As a trustee of Comic Relief, I suppose I have an advantage in that I know Richard Curtis, but in truth, not very well, which allows me to write without any hidden agenda. (I’m not sure the same can be said of Mr Pollard.) Our trustee meetings are extremely well governed, objective and highly professional. They’re run by an outstanding chairman — not by Richard — and I’ve not once encountered anything approaching a political agenda. Your best writers write, they don’t rant. Double helpings of Rod next week please.
Jim Hytner
Coleshill, Bucks
Post-normal
Sir: There is an amusing coincidence about James Delingpole’s article (‘You know it makes sense’, 20 February) on the iniquities of post-normal science as the source of global-warming science. Just as he was preparing his piece in which I am identified as the evil genius who invented the doctrine, I was posting an essay on a prominent sceptical blogsite, www.wattsupwiththat.com. There I congratulated the critics of AGW as a new ‘extended peer community’, bringing real quality control to the climate debate in this post-normal situation.
Copied to other sites, and followed by a short piece in the Guardian (online), this essay attracted over 500 comments, fairly evenly split. Incidentally, although this sort of thing really shouldn’t matter any more, I should say that I had settled my views on Marxism a couple of decades before embarking on post-normal science.
Jerome R. Ravetz
Oxford
Sides of the rainbow
Sir: In his article pouring scorn on the various ‘colour revolutions’ across Eastern Europe (‘The end of the rainbow’, 12 February), John Laughland appears to have totally missed the point of Ukraine’s Orange Revolution. The Orange Revolution was not about putting a particular leader into power, it was about ensuring that Ukraine embraced some basic democratic standards and did not slide into the state authoritarianism of Putin’s Russia.

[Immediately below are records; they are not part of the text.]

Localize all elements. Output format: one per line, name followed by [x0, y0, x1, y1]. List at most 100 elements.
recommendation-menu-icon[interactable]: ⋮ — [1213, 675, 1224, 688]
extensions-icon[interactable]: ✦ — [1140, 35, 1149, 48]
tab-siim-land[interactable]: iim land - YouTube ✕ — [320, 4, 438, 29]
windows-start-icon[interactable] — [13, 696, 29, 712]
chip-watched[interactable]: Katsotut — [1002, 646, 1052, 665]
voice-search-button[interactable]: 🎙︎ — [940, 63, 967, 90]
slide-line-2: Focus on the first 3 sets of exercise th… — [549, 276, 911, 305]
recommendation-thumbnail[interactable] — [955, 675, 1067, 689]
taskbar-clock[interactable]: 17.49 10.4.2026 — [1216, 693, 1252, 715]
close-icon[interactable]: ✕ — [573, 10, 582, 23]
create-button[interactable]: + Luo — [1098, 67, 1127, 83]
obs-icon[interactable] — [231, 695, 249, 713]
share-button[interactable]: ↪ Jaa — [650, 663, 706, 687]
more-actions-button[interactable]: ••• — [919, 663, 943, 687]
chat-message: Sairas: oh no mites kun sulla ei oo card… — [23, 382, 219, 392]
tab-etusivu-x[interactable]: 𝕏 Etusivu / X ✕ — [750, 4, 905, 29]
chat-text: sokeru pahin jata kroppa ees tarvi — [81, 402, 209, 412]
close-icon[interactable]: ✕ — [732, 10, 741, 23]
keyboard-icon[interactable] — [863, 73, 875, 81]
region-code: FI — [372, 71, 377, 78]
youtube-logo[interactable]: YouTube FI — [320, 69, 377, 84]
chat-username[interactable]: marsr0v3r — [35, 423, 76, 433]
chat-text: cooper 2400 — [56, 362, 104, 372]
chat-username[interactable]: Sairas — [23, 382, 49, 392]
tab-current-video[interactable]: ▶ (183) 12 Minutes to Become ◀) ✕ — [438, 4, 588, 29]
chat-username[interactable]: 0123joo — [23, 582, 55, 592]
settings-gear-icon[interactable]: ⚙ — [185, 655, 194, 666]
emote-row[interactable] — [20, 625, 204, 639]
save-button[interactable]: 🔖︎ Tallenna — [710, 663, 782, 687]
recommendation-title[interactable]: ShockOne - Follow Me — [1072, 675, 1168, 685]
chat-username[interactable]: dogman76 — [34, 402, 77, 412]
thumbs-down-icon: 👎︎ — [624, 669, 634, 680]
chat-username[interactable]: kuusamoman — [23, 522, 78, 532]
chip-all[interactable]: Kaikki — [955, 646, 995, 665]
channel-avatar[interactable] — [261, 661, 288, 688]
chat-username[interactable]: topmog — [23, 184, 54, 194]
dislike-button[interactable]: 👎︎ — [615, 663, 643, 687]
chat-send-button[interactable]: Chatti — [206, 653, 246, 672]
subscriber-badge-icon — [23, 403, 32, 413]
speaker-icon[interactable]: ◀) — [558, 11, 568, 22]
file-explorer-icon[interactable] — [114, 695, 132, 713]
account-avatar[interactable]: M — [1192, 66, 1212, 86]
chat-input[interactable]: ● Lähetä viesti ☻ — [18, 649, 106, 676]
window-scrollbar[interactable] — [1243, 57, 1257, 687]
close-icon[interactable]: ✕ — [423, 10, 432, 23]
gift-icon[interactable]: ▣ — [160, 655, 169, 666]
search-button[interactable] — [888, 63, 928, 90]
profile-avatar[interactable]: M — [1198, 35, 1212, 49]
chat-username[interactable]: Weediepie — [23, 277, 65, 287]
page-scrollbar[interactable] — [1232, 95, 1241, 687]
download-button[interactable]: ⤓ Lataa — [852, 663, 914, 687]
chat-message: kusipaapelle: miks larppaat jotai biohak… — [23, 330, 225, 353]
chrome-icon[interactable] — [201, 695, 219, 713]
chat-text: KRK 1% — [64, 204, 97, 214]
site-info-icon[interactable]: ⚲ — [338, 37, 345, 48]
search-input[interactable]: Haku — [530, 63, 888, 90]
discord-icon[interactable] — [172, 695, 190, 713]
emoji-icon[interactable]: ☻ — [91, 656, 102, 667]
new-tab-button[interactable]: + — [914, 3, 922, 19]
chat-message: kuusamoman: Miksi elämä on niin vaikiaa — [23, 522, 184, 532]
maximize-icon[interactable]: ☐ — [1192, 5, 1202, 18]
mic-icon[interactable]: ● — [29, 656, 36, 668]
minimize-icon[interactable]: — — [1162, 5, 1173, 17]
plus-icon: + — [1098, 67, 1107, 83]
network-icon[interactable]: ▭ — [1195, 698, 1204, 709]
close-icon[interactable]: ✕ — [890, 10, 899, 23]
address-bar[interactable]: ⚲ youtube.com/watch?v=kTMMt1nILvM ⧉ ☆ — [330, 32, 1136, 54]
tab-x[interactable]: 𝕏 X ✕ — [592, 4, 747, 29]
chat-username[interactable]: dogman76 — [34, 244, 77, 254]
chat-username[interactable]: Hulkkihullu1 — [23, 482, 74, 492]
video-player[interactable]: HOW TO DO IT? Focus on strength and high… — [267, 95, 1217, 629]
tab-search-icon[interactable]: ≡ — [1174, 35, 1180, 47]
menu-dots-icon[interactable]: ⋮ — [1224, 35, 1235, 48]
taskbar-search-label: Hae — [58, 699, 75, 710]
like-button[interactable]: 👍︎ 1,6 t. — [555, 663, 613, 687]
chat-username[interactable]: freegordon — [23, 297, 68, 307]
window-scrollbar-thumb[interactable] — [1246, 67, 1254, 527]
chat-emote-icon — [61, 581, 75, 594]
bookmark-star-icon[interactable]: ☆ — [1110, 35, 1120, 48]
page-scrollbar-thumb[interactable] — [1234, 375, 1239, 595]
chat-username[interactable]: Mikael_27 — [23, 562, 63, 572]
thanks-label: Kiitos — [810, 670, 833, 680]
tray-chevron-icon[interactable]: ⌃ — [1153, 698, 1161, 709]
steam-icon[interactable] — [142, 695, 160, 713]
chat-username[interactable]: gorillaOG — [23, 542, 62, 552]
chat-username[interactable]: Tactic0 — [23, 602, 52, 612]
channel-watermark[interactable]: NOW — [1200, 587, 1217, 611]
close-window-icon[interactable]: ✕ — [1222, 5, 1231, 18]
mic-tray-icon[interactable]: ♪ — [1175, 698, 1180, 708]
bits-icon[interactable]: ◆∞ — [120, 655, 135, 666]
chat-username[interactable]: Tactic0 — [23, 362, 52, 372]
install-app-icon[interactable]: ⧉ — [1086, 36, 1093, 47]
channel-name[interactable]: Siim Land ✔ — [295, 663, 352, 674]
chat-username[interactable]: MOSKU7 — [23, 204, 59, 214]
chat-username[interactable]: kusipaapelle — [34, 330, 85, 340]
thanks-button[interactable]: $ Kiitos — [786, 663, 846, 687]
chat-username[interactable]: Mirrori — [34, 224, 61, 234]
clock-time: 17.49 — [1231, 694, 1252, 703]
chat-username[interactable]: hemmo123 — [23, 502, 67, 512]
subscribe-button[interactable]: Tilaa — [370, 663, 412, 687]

Ukraine now has a vigorous (if fractious) democracy, a lively free press that takes a keen interest in what its political leaders are up to, and has just fought a closely contested election that, according to most observers, was conducted fairly. That is not a defeat for the Orange Revolution — it is a success.
John Bourn
Gateshead
Classically trained
Sir: Philip Hensher (Books, 6 February) rightly draws attention to the impossibility of writing about classical music for a generation largely unable to read music, and lacking any education in the subject. He does not seem to have considered any possible solution to this problem.
Surely there is a need, and a large potential market, for an educational series of recordings, starting from very basic first principles and progressing to more advanced examples and analyses. Has anything similar been attempted since Britten’s ever-popular Young Person’s Guide?
Classical music must not be allowed to die because of the rather snobbish assumption that it can only be appreciated by those who have been fortunate enough to have learned to read music and play an instrument at school. I see that even Radio 3 is losing heart, and has just featured ‘Bebop’ as its Composer of the Week.
Michael Bartlett
By email
Mutual content
Sir: I am infuriated that Dominic Prince has let the cat out of the bag concerning NFU (‘Mutual Satisfaction’, 13 February). I too have enjoyed the intelligent human contact, the amazing premiums, and the efficient service from both Wareham and Wimborne branches of NFU Mutual. I was trying to keep this to myself, as to tell the world will surely spoil this beacon of old-fashioned values.